Posted Oct 22nd 2006 11:00AM by Kristina Collins
Filed under: Lung Cancer, Clinical Trials, Research
Eli Lilly and Company has launched a major clinical trial evaluating ALIMTA (pemetrexed for injection) in extensive stage small cell lung cancer (SCLC), a devastating and rapidly spreading form of lung cancer. SCLC is sometimes called oat cell cancer because small cell lung cancer cells resemble oat grains. Patients with SCLC are staged according to a two-stage system, being diagnosed as having either limited stage disease or extensive stage disease. About 65 to 70 percent of patients with SCLC are diagnosed with extensive stage disease and the current two year survival rate is less than 10 percent.

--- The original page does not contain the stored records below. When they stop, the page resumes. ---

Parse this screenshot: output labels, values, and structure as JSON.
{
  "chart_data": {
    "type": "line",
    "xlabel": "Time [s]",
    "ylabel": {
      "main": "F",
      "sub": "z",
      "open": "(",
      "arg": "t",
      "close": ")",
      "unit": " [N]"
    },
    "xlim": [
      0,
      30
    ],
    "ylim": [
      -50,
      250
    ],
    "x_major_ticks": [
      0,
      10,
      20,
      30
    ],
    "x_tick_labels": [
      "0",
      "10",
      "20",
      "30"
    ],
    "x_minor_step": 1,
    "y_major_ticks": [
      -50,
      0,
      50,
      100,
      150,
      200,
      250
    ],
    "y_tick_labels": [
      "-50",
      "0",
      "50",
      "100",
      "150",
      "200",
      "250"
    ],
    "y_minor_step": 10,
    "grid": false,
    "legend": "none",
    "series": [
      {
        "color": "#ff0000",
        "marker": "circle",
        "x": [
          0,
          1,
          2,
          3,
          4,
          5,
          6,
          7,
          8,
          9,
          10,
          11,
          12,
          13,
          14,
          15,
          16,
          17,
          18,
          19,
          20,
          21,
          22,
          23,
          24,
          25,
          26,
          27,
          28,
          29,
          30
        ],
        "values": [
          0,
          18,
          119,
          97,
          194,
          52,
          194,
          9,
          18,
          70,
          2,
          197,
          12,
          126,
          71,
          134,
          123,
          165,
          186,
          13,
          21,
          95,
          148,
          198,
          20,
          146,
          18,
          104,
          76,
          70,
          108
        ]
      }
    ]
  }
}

The GALES trial, Global Analysis of Pemetexed in SCLC Extensive Stage, is a Phase III trial that will enroll 1,820 patients with extensive stage disease. The study's primary objective is to compare the overall survival after treatment with pemetrexed plus carboplatin verses the current standard treatment of etoposide plus carboplatin.
More details on the study design and information on global recruitment sites may be found at www.clinicaltrials.gov and www.lillytrials.com or by calling 1-877-CTLILLY.
Posted Sep 18th 2006 1:00PM by Kristina Collins
Filed under: Drug, Ovarian Cancer, Chemotherapy, Clinical Trials, Research, Cancer Survivors
A clinical trial was conducted to see if the addition of Gemzar (gemcitabine) to Paraplatin (carboplatin) would improve progression free survival in women with ovarian cancer who had been treated and have since had a recurrence of their disease.
The trial included 356 patients who have received prior chemotherapy. The women in study had a cancer recurrence at least six months following initial chemotherapy. They separated the women into two groups. One group was treated with Gemzar and carbolplatin, the other group of patients only received carboplatin.
A complete disappearance of detectable cancer occurred in over 14 percent of the patients who were treated with Gemzar and carboplatin, compared with only a little over 6 percent for those treated with just carboplatin.
The researches from Europe, Canada, and the United States agree that the results indicate the superiority of the addition of Gemzar to carboplatin for the treatment of advanced ovarian cancer that has recurred.
Posted Jul 17th 2006 2:35PM by Dalene Entenmann
Filed under: Ovarian Cancer, Chemotherapy

Reuters has just
issued an update on Eli Lilly's announcement that the U.S. Food and Drug Administration, FDA, approved the use of
Gemzar in the treatment of recurrent ovarian cancer, questioning why the company omitted information that the FDA approval goes against the advice of an FDA advisory panel earlier this year that strongly recommended against approval of the drug for this use.
The FDA approved use of Gemzar in combination with carboplatin, in chemotherapy treatment for women with advanced ovarian cancer that has relapsed at least six months after initial therapy. The reason the FDA advisory panel voted against the approval of the use of Gemzar in combination with carboplatin, were due to questions raised about Lilly's trial data and the way the company conducted the 356-person clinical study. The panel was concerned that patients in the late-stage clinical trial failed to survive longer than those taking carboplatin alone. The FDA went ahead and approved it after the drug company provided additional information.
What needs to be made clear is that Gemzar does not seem to prolong the life of women with recurrent ovarian cancer, and the drug company is only stating that Gemzar provides longer progression-free survival than patients taking carboplatin alone. Progression-free survival measures the time before the disease recurs or worsens.
According to Reuters, when a spokesperson for Lilly was asked why they did not mention in its release that the FDA advisory panel had voted against the approval of Gemzar, or the drug's failure to prolong life, he said, "I'm not sure that needed to be the focus."